No modelo atual, todos os indicadores apontam para aumentar inevitavelmente a nossa carreira contributiva e baixar a taxa de substituição. Aliás, há relatórios até assustadores que baixam a taxa de substituição de uma forma muito gritante. Imagine que o seu último salário eram mil euros e a sua primeira pensão era de 900 euros. Há relatórios que apontam que o seu salário era hoje de mil euros, mas a sua pensão pode ser de 400 ou 500 euros. Isso é um choque muito grande na vida de um português que descontou uma vida inteira. Temos de criar mecanismos de compensar isso e permitir aos portugueses terem outros níveis de poupança, outras oportunidades de prepararem as suas velhices, as suas reformas, com incentivos. Voltando à área do ambiente, à pergunta que me colocou…

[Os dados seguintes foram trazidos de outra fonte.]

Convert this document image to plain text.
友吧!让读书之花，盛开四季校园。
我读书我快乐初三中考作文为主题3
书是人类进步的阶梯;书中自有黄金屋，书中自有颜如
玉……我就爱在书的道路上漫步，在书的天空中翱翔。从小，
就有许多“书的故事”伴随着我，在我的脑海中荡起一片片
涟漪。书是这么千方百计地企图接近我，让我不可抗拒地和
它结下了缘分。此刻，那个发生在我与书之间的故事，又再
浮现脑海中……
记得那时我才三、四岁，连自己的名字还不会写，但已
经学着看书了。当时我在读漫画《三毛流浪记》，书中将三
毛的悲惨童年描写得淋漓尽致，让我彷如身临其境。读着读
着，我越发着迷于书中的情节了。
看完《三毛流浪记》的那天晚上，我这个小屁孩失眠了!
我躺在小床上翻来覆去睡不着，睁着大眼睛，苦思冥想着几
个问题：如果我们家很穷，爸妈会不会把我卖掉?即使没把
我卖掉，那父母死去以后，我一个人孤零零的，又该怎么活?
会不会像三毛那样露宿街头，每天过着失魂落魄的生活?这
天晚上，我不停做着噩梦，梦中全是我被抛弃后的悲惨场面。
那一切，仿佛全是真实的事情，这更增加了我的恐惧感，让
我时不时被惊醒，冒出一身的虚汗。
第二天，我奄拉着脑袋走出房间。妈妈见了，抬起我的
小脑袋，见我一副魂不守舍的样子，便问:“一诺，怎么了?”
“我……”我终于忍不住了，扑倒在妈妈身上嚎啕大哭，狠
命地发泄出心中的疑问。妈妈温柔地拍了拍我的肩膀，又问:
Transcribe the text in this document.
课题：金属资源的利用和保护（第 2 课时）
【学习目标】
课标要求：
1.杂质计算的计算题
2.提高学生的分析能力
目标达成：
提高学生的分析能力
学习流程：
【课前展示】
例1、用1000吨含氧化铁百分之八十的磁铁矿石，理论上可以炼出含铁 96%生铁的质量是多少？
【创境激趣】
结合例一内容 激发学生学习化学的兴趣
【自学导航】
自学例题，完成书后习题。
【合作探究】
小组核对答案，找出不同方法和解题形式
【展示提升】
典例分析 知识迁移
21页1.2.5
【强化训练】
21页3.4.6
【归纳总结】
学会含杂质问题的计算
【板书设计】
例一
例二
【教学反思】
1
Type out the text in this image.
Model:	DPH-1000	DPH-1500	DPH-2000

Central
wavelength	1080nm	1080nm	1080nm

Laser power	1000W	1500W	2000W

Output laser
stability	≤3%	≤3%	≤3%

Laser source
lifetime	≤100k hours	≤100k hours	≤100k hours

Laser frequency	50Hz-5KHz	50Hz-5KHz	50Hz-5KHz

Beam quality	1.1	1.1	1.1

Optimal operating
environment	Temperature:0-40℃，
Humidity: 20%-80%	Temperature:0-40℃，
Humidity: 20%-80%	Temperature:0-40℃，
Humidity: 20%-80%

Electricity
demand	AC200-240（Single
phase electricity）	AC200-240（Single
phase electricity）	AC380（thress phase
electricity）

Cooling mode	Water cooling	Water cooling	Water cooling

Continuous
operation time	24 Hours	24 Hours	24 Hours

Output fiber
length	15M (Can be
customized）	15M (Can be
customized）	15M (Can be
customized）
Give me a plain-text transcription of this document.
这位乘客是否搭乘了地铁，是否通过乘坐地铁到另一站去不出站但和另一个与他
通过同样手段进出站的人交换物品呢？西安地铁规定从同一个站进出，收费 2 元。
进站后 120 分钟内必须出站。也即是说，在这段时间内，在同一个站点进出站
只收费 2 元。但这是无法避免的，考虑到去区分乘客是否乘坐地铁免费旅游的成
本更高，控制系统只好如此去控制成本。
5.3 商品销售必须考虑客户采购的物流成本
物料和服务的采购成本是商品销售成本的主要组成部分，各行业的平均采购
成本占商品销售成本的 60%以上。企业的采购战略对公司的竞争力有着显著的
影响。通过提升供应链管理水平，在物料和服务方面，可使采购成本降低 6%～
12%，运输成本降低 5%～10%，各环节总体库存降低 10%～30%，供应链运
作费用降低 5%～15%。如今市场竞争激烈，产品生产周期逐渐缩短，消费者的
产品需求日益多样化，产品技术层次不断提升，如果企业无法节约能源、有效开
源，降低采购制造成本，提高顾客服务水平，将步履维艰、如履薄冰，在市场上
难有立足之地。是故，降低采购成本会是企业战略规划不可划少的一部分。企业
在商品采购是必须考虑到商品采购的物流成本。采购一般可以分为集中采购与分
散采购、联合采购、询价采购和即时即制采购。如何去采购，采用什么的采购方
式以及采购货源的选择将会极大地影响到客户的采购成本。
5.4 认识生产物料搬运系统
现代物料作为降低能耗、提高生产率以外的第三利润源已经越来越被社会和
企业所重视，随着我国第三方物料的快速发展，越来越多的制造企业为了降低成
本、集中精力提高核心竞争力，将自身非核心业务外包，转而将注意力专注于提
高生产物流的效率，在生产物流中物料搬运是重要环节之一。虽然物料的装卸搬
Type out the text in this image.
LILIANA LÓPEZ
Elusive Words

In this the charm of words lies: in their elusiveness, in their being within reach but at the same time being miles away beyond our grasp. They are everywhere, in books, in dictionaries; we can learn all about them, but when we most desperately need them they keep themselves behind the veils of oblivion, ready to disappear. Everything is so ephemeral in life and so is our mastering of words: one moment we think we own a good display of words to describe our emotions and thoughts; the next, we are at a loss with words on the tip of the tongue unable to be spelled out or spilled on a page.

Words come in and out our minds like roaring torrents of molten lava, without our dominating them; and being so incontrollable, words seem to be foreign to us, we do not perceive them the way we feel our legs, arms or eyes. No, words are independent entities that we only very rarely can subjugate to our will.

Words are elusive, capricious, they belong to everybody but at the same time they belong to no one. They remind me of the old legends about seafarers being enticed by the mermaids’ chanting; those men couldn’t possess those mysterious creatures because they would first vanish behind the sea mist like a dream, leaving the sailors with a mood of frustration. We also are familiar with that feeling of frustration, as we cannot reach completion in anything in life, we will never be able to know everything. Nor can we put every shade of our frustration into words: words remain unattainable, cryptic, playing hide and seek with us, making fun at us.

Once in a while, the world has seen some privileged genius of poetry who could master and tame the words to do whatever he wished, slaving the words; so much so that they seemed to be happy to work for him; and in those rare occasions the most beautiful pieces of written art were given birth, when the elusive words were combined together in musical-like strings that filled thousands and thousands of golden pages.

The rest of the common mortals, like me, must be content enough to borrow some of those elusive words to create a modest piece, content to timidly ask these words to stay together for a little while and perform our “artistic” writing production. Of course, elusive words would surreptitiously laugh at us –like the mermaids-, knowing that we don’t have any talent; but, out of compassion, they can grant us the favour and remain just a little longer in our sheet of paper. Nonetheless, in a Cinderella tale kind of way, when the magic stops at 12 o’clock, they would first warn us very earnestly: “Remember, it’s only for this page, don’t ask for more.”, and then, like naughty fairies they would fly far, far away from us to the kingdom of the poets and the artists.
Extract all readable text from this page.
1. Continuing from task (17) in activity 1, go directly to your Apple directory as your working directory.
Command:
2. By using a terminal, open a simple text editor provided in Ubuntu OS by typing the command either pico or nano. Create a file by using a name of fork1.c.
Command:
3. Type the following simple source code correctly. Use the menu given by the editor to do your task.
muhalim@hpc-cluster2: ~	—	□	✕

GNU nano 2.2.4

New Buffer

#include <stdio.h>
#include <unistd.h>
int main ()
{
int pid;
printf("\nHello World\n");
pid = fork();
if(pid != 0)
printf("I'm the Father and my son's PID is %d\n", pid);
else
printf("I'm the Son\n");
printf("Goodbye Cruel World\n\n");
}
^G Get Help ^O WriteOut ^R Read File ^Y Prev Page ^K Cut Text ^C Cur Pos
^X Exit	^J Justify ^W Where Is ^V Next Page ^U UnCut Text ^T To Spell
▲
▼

Sim, voltando à área do ambiente.

O topo da agenda foi aquilo que lhe disse de um novo contrato social. Mas, depois, há outras prioridades. O ambiente é a única área em que temos disponibilidade para assinar um acordo de regime, se quiser, porque o ar que nós estamos a respirar hoje…

Um acordo de regime com o PS?

Um acordo de regime com o PS e com todas as forças partidárias que o quiserem. Não há ideologia no ar que respiramos. Acho que nos devemos preocupar com o planeta que queremos deixar aos nossos filhos. E pode ser um desígnio nacional. Queremos ser um país liderante no roteiro para a neutralidade carbónica. Mas depois há áreas como a reforma do nosso sistema político, preparar a nossa economia para a digitalização, para a indústria 4.0, para a robotização, são tudo áreas de que ninguém tem vindo a falar e que nós colocamos no topo da nossa agenda.

Mas essas reformas não se fazem normalmente com os dois maiores partidos, com o PS e com o PSD? Não tem que ser feito com o PS?

Claro que sim, mas com iniciativa política do PSD. Nós vamos ter de voltar a ser uma força maioritária em Portugal para o PS perceber que este é o caminho, que este é o rumo e o Partido Socialista tem de vir a atrás de nós. Foi o que aconteceu em 1982 e em 1989.

Não tem problemas em fazer acordos com o PS, mas não quer é seja interpretado como uma solução de muleta do PS. 

Nós somos os líderes. As revisões constitucionais de 1982 e de 1989 não seriam possíveis sem o Partido Socialista. Não sou um irrealista que pensa que o PSD pode ter uma maioria de dois terços na Assembleia da República para poder proceder a todas as alterações  que sejam necessárias na sociedade.

Nem seria saudável.

Nem é saudável. O Partido Socialista é fundamental neste processo. Só que o PS radicalizou-se, associou-se à esquerda, não olha como uma oportunidade para aquilo que está a acontecer.  Tornou-se um partido conservador, está satisfeito com o país que temos, está satisfeito com o crescimento que temos, está satisfeito com a escola pública que hoje oferecemos. Está satisfeito com os hospitais que temos. Ora, eu não estou satisfeito. 

No único debate televisivo entre os três candidatos, um dos temas levantados foi a ligação ou não à maçonaria. O PAN entregou um projeto de lei para que os deputados revelem as ligações à maçonaria ou ao Opus Dei no seu registo de interesses. Concorda?

Não concordo. Qualquer dia também temos de declarar que somos sócios de um clube de futebol. Acho que cada político deve deitar-se no final do dia com a consciência tranquila.  E, por isso, é que fiz questão de tornar pública essa parte da minha vida. Já passou, mas poderia não ter passado e não teria qualquer complexo em dizê-lo. Os tempos da maçonaria ser algo ilegal já passaram. No Estado Novo estava ilegalizada. Estou afastado. Não me parece que essas atitudes persecutórias de registo desses interesses tragam nada de bom à sociedade. É fecharmos a sociedade e não o defendo.